The roster makes Thomson the largest business webcast provider in the world, according to the company and researchers who follow the area; Thomson counts more than 450 of Fortune 500 companies as clients. It picked up many of those clients when it purchased CCBN Inc. of Boston in 2004. A chief competitor is also in Massachusetts, Shareholder.com of Maynard, part of the Nasdaq Stock Market Inc. of New York.

The popularity of the corporate webcast was underscored when Apple Inc. chief executive Steve Jobs introduced the new iPhone before the cameras in January: the event has been downloaded more than 2 million times, according to Mike Piispanen , a Thomson Financial senior vice president. Thomson didn't handle that event. But since 2001, the company has arranged more than 100,000 other corporate webcasts of events like new product launches or investor presentations. On May 10, for instance, Thomson says it ran online events for more than 400 companies with around 18,000 individual viewers, a typical demand from investors at the peak of corporate earnings season. "If you webcast it, they will come," says Piispanen .

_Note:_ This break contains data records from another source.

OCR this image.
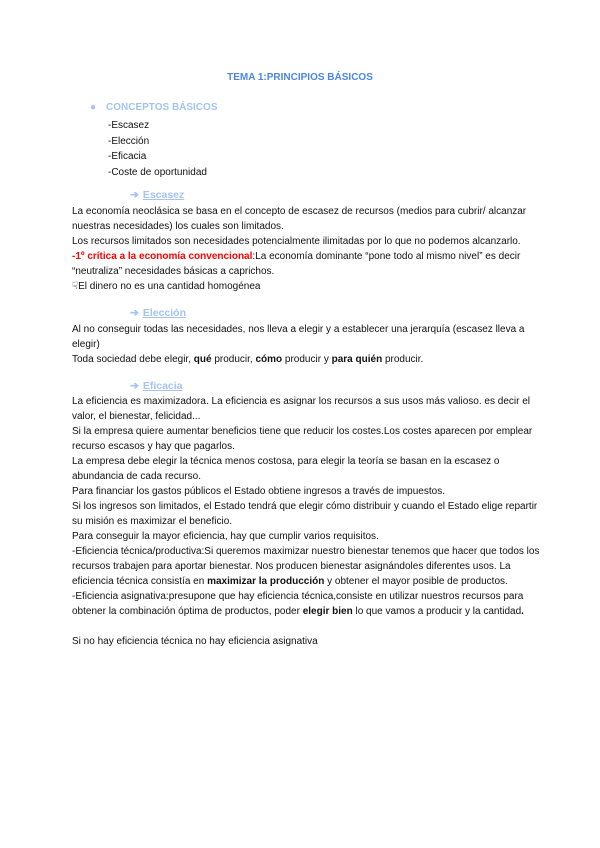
TEMA 1:PRINCIPIOS BÁSICOS
● CONCEPTOS BÁSICOS
-Escasez
-Elección
-Eficacia
-Coste de oportunidad
➔ Escasez

La economía neoclásica se basa en el concepto de escasez de recursos (medios para cubrir/ alcanzar nuestras necesidades) los cuales son limitados.

Los recursos limitados son necesidades potencialmente ilimitadas por lo que no podemos alcanzarlo.

-1º crítica a la economía convencional:La economía dominante “pone todo al mismo nivel” es decir “neutraliza” necesidades básicas a caprichos.

☟El dinero no es una cantidad homogénea

➔ Elección

Al no conseguir todas las necesidades, nos lleva a elegir y a establecer una jerarquía (escasez lleva a elegir)

Toda sociedad debe elegir, qué producir, cómo producir y para quién producir.

➔ Eficacia

La eficiencia es maximizadora. La eficiencia es asignar los recursos a sus usos más valioso. es decir el valor, el bienestar, felicidad...

Si la empresa quiere aumentar beneficios tiene que reducir los costes.Los costes aparecen por emplear recurso escasos y hay que pagarlos.

La empresa debe elegir la técnica menos costosa, para elegir la teoría se basan en la escasez o abundancia de cada recurso.

Para financiar los gastos públicos el Estado obtiene ingresos a través de impuestos.

Si los ingresos son limitados, el Estado tendrá que elegir cómo distribuir y cuando el Estado elige repartir su misión es maximizar el beneficio.

Para conseguir la mayor eficiencia, hay que cumplir varios requisitos.

-Eficiencia técnica/productiva:Si queremos maximizar nuestro bienestar tenemos que hacer que todos los recursos trabajen para aportar bienestar. Nos producen bienestar asignándoles diferentes usos. La eficiencia técnica consistía en maximizar la producción y obtener el mayor posible de productos.

-Eficiencia asignativa:presupone que hay eficiencia técnica,consiste en utilizar nuestros recursos para obtener la combinación óptima de productos, poder elegir bien lo que vamos a producir y la cantidad.

Si no hay eficiencia técnica no hay eficiencia asignativa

The question now is what role the division might play following the merger, a subject Thomson spokesman Jason Stewart said the company would not address. Reuters representatives did not return messages for this article.

Steve Vonder Haar, research director of Interactive Media Strategies, a Texas consulting company, said the Boston unit's challenge will be to continue to grow as business video becomes as common as memos. The popularity of YouTube.com is another reason executives are more comfortable with the concept, he said, though few companies want to post their internal communications on the freewheeling public site.

"In the wake of YouTube, people are finally recognizing that online video works," Vonder Haar said.

Corporate webcasts look much different than what many expected five years ago, when there was talk of companies making their annual shareholder meetings online-only events to improve public access and lower travel costs. Few wound up doing so, partly for fear they would be seen as shutting off critical comments from shareholders, said Broc Romanek, editor of TheCorporateCounsel.net.

Instead, many hire Thomson to create webcasts as annual meeting supplements. Michael Gallant, a spokesman for data-storage maker EMC Corp. of Hopkinton, for instance, said attendance at the company's annual meeting has fallen from around 2,000 people in 2000 and about 600 in 2002 to around 200 people today. The drop, he said, is probably due in part to shareholders gaining access to the event through Thomson's work.

Thomson executive Mike Cotter said another reason for the company's growth has been public companies seeing webcasts as a way to meet the Securities and Exchange Commission's "Fair Disclosure" regulation barring them from telling only selected individuals details about their business prospects.

A third area is internal communications companies make with their employees, as in the case of Kemet Corp. The business got started in 2002 when Thomson client Sears, Roebuck & Co., hired CCBN to produce a live video of an executive's speech to employees about a re organization.

These live events require more technical skill to produce compared to prerecorded events, Cotter said, and more backup systems to protect against the unexpected power outages or cable breaks. Later this year Thomson will finish up a $2 million operations center downtown with equipment to encode video signals into Web formats, making them easier to post on company networks.

The investment is needed to get to the quality that employees and investors expect from a webcast, Piispanen said. "This business grew up on the live event, and that's hard to do. Anyone can take a tape, go into a lab, encode it, and then host it. That's easy. What's hard is to do that live," he said.